You have to face the reality that your partner could be having an affair. You may start panicking about the consequences of infidelity.   However, an STD diagnosis doesn't necessarily mean your spouse or partner has strayed.

You have to ask yourself if you've been reliable about your STD screening and talking to your partner about testing. If not, it can be difficult to know who infected you with an STD or when. It can be unclear even for when you yourself have undergone regular STD screening. If you were infected while having sex with a partner who had not been tested in years,  you don't know when they were infected. There is always the possibility that they were infected asymptomatically a long time before you got together - and just didn't know it. Even when you are having sex with someone who is infected with an STD, you won't necessarily get infected the first time you sleep together.

Particularly if you intermittently practice safe sex, infection could take months or even years.

This issue often comes up when a person has a first herpes outbreak years into a marriage. Their first assumption is usually that they have a cheating spouse. That may be true. It's also possible that they had been infected for years but didn't realize it.

Sometimes people don't know they're infected until something changes in their body that causes them to have their first noticeable symptoms. Similar things may happen when a married woman is diagnosed with pelvic inflammatory disease. Such women often think that their husbands must have gotten whatever disease caused it from "the other woman." However, unless she was properly screened, it's possible that she had been carrying around an infection from before they even met.

So what should you do if you find out if you have an std while you're in a long-term relationship with a committed partner? The first, and most important, thing is to ask your partner to get tested. That way  both of you can find treatment. Then, if your partner is also infected with the same STD, and therefore a possible source, you need to sit down and talk. The truth is that, unless both of you were tested before you had sex, it may be difficult to know who was infected first. It may be impossible to determine when that infection happened. Although most of the time the presence of symptoms points to a relatively recent infection, there are sometimes exceptions. What should you do if your partner insists that they weren't having an affair and that there was no other woman or man?

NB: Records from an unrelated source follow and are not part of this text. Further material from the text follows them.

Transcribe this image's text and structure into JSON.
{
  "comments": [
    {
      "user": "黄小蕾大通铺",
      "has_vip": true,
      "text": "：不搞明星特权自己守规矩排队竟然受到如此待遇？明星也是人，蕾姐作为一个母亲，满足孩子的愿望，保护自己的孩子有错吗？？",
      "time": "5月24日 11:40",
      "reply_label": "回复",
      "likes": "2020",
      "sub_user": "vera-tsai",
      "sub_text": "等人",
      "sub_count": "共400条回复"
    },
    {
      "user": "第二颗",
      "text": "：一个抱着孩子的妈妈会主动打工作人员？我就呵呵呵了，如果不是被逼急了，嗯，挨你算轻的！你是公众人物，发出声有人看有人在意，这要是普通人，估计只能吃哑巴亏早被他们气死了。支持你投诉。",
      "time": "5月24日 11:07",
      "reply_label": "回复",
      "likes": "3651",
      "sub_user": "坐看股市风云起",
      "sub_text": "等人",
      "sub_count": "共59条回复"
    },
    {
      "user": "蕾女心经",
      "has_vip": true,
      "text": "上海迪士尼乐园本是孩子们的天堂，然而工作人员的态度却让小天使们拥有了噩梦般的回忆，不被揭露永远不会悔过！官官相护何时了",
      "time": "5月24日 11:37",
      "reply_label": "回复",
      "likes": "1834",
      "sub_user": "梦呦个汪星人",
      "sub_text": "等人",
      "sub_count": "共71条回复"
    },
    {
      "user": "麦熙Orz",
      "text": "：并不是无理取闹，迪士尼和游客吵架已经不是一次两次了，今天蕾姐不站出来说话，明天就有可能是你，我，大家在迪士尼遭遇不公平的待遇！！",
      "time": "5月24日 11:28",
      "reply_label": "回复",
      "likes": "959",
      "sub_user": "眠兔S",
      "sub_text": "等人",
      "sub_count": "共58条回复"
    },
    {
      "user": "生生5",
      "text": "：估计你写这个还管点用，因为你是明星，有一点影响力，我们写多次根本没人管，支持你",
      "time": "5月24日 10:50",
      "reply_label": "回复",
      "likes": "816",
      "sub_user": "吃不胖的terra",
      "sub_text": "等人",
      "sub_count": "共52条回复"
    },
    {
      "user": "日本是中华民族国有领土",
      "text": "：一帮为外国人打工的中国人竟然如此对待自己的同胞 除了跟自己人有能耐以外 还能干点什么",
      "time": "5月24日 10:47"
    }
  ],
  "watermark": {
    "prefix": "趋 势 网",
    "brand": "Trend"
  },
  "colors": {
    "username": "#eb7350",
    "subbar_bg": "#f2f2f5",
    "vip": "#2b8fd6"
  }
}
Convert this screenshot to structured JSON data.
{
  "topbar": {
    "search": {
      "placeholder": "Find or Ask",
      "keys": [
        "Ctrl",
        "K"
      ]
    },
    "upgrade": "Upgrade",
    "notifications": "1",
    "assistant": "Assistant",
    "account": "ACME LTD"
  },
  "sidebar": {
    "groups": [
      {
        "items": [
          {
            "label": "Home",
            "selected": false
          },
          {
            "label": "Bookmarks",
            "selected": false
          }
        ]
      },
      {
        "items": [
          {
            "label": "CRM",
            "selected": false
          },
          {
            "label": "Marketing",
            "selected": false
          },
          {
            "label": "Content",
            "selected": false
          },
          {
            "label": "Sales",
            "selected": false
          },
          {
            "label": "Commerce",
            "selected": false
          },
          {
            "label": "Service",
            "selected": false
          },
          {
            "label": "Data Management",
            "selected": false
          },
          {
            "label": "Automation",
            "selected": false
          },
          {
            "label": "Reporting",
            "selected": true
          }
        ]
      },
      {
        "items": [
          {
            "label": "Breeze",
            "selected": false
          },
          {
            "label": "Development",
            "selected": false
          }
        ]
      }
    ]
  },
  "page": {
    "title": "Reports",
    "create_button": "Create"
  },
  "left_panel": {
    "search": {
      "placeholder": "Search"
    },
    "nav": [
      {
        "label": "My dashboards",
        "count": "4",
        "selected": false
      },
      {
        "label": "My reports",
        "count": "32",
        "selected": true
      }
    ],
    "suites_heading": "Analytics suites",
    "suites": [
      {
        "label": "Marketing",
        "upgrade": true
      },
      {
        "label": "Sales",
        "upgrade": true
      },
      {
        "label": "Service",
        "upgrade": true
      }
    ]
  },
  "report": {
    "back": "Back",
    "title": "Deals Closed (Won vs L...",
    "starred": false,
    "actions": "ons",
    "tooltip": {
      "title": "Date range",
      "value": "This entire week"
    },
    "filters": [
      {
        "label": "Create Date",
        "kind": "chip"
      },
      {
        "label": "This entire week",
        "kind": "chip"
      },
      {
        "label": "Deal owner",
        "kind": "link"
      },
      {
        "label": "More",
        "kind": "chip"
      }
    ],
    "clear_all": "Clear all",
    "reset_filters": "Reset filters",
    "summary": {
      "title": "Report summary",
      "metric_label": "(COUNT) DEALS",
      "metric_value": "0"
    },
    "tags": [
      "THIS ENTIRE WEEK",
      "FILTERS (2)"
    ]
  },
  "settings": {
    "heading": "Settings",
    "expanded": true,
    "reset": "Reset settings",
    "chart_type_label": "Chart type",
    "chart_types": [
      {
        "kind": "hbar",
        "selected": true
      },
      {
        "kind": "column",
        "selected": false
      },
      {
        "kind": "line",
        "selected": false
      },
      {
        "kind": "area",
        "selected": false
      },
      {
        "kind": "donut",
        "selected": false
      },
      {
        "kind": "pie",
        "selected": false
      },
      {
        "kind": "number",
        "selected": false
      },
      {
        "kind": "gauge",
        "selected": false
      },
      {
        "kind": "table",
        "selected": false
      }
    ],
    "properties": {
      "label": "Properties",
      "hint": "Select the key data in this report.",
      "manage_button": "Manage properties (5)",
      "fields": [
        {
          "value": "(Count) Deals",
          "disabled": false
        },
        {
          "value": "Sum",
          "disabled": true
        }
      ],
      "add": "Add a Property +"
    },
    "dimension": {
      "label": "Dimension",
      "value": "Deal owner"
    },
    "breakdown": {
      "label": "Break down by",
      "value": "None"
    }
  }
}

You have to use your heart and your instincts to decide how you want to move forward into the future.

Remember, though, there are ways to protect yourself if you want to stay with your partner but don't completely trust them. Safe sex is always an option. It's not a bad idea in any case. Condoms may not be infallible. Still, using them can give you some peace of mind.

There is sometimes a perception in American culture that condoms are something you "get past" once your relationship progresses far enough. However, there's actually no reason for that to be true. Many married couples use condoms for the life of their marriage.

They use them for both contraception and disease protection . They never think about them as something that eventually they'll get to disregard. Unless you make it so, most of the time condom use just isn't that big of a deal.